I guess I just don't 'get out enough'. I literally don't know any Christian personally who thinks they see perfectly or who are capital P perfect.
I would suggest that sects claiming to have a "sole lock" on "all truth" are a fact, and could point to at least 6 major orthodox sects that make such claims.
And I know a lot of Christians. I've met some blind atheists that think they see perfectly, but no Christians.
The claims of having "all truth" equates to being Jesus, who Is Truth. I consider such claims to be religious delusion.
I appreciate many of your posts as well. This one was well written. Your posts certainly make me think about things.
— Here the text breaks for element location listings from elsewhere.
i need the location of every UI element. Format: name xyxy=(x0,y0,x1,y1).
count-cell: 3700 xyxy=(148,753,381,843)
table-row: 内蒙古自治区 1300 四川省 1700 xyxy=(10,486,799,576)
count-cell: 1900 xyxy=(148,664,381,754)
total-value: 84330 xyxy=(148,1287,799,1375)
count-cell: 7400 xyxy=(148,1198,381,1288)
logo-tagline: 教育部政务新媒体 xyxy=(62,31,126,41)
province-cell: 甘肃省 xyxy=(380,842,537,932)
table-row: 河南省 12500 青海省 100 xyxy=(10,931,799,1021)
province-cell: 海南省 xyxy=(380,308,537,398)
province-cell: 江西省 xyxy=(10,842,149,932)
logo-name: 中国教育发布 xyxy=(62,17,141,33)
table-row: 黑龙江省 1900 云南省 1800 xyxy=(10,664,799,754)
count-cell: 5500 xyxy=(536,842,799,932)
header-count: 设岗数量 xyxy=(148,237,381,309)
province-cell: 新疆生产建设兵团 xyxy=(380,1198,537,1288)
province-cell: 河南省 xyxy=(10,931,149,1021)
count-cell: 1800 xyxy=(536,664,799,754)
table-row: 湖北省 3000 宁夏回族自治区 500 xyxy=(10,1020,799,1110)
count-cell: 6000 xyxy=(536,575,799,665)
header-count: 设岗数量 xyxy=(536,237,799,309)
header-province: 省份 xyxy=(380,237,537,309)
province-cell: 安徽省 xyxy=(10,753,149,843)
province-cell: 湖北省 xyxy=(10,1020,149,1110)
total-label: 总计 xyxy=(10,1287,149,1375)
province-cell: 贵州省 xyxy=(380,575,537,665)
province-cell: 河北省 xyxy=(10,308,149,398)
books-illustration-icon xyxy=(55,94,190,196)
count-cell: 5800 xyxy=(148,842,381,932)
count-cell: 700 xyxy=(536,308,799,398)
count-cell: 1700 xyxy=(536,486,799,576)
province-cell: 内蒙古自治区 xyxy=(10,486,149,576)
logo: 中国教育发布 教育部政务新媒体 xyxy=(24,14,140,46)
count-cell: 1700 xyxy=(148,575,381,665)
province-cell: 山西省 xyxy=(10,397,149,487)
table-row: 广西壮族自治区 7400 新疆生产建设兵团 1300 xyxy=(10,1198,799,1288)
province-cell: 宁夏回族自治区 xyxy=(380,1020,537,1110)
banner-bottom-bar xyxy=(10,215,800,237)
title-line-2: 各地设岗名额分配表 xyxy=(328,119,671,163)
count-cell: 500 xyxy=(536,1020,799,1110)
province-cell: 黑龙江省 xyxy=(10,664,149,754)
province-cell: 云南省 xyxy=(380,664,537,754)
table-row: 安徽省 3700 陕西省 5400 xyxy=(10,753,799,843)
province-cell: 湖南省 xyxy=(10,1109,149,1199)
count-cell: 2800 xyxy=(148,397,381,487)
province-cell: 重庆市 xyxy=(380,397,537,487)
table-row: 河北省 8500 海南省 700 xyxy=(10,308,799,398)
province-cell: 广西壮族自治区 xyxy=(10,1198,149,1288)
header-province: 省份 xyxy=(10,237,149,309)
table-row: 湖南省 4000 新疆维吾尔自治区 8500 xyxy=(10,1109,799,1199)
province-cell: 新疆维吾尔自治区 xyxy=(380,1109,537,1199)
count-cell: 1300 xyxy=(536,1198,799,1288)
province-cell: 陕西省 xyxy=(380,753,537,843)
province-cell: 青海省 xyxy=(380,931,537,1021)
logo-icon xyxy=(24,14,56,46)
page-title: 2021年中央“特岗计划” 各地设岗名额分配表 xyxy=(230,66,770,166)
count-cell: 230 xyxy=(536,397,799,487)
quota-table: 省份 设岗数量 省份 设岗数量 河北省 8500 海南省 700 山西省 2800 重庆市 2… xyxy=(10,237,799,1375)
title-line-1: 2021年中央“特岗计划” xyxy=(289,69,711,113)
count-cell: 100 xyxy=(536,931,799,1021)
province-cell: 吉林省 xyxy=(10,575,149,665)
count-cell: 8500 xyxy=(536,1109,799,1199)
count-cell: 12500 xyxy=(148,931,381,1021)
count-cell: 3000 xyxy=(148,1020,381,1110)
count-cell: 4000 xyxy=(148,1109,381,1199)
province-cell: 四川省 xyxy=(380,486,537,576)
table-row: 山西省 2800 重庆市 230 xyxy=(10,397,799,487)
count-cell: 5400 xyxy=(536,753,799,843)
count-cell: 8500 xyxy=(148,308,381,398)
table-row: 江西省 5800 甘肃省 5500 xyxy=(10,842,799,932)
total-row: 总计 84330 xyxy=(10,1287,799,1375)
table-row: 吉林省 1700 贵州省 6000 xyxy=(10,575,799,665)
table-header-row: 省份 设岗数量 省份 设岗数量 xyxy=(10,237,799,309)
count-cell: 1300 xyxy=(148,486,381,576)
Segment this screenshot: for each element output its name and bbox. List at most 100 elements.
I guess being from the rural south, I just haven't been exposed to the perfect P church. I have served on pastor search committee and one of the things I looked for was humility (being human, not god). All my past pastors are most effective when they use their personal struggles in their flesh as examples rather than pointing out other people's sins.
I expect an atheist to act like one. Doesn't do me as much good as when a pastor points out their own deficiencies (or mine) versus when he uses an example that 'hits me where it hurts'.
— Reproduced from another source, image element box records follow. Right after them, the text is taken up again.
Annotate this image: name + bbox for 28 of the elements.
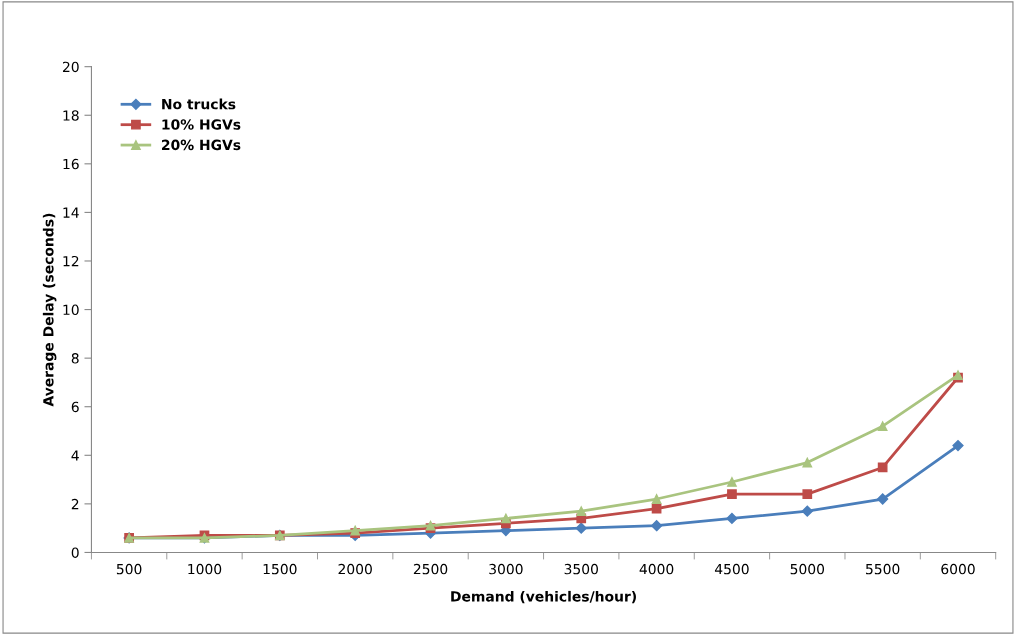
x-tick-label: 3500 (564, 563, 598, 575)
y-tick-label: 16 (63, 158, 79, 170)
x-tick-label: 4500 (714, 563, 749, 575)
legend-label: 10% HGVs (162, 119, 241, 130)
x-tick-label: 5500 (866, 563, 900, 575)
y-tick-label: 6 (71, 401, 79, 413)
y-tick-label: 18 (63, 110, 79, 121)
x-tick-label: 1000 (188, 563, 222, 575)
x-tick-label: 3000 (489, 563, 523, 575)
x-tick-label: 2500 (413, 563, 448, 575)
x-tick-label: 500 (116, 563, 142, 575)
y-tick-label: 4 (71, 450, 79, 461)
y-axis-title: Average Delay (seconds) (42, 213, 57, 407)
x-tick-label: 4000 (639, 563, 674, 575)
x-tick-label: 5000 (790, 563, 825, 575)
legend-label: No trucks (162, 98, 236, 110)
y-tick-label: 8 (71, 353, 79, 364)
x-tick-label: 1500 (263, 563, 297, 575)
y-tick-label: 20 (62, 61, 79, 73)
x-axis-title: Demand (vehicles/hour) (451, 590, 636, 604)
x-tick-label: 2000 (338, 563, 372, 575)
x-tick-label: 6000 (941, 563, 975, 575)
y-tick-label: 10 (63, 304, 79, 316)
y-tick-label: 0 (71, 547, 79, 558)
y-tick-label: 2 (71, 498, 79, 510)
y-tick-label: 14 (63, 207, 79, 218)
y-tick-label: 12 (63, 255, 79, 267)
legend-label: 20% HGVs (162, 139, 241, 151)
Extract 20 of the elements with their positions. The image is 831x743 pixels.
I'd much rather come out of a sermon needing to repent than to be told I'm a great person.
The general observation is that we are all faulted internally, and this does not change while we are "in the flesh." This firmly pushes us to understand and move into the Grace and Mercy of God in Christ, because of our "built in" need of His Eternal Conveyances. In faith, these are the Eternal Matters we receive in Christ, and these we also "share in" by distribution/reflecting these things from our lives unto others.
The more interesting aspects of scriptures are WHY these built in faults are so, what are their purposes, how do we steer clear of deeper forms of slaveship, etc. And for these we study, scripturally, the "adversarial" components. How God made them, how do "they" react, for what uses do they serve, etc. etc.
The best scriptural summary of all of these matters is in 1 Cor. 15, where Paul describes that in the Ways of God, there is first the 'natural' which is essentially Divinely doomed to failure. There is a natural temporal/temporary "body" which is in the factual conditions of dishonor, corruption and weakness. This is also expressed by Paul as sin dwelling in the flesh and evil present with us. We, in the spiritual senses, divide from these workings, so they don't rule over us, but to say we don't have them makes us instant liars and hypocrites. It's a tricky place for most believers. We want to be "only good" in order to be "acceptable to God in Christ" and our flesh deceives us into thinking that's the case, that we are only good. Reality however shows that we are entrenched in 'opposition' precisely to show us our need for His Mercy and Grace. When we think we, personally, have removed our faults, then have we not also removed our needs for His Mercy and Grace? This is where a lot of religiously minded people land. They forget our needs in Christ
are based on our faults. And conversely, we do not heap Grace and Mercy upon the evil present with us.
These are hard things to understand. That's why Peter warned us about "how" we handle Paul's Holy Spirit inspired writings, because they can FALSELY be wrested to "our own" destruction, when we do not "differentiate" ourselves as Gods children and the "evil present" with us,
which is spiritual adversity that is NOT US, that WILL BE destroyed.
2 Peter 3:16
As also in all his epistles, speaking in them of these things;
in which are some things hard to be understood, which they that are unlearned and unstable wrest, as they do also the other scriptures,
unto their own destruction.
At least half the believing people that post here think they see, in the scriptures, their OWN (possible) destruction.
This just isn't the case.
God in Christ came to save us, and He Will Prevail. This matter was not left in our hands. What is it we are being saved from by Him should be the focus of their attempts to understand.
Paul, in order to remind him of GODS GRACE, and in order to keep him from bragging himself into irrelevance, had a "messenger of Satan" put upon him, in his own flesh, to remind him that GODS GRACE IS sufficient for us. And conversely, it will be GODS GRACE that will ultimately DESTROY that messenger of Satan in hell. 2 Cor. 12:7-9. This IS a hard thing to understand. That both "eternal life" was upon Paul and the exact opposite fate is in store for the messenger of Satan in Paul's flesh. This is just a tough tough place to get to for our minds. We are all quite blindly led to see "just Paul." Or just ourselves. This ISN'T the scriptural case that is made about us or about mankind in general. There is mankind, and there is the opposition movement, unseen, that is UPON the minds of all mankind.
In order to understand scripture we have to be able to see TWO PARTIES standing in the same pair of shoes. And no 'natural man' is prone to see that way. They can't. So they only believe part of what the scriptures present and mar the balance.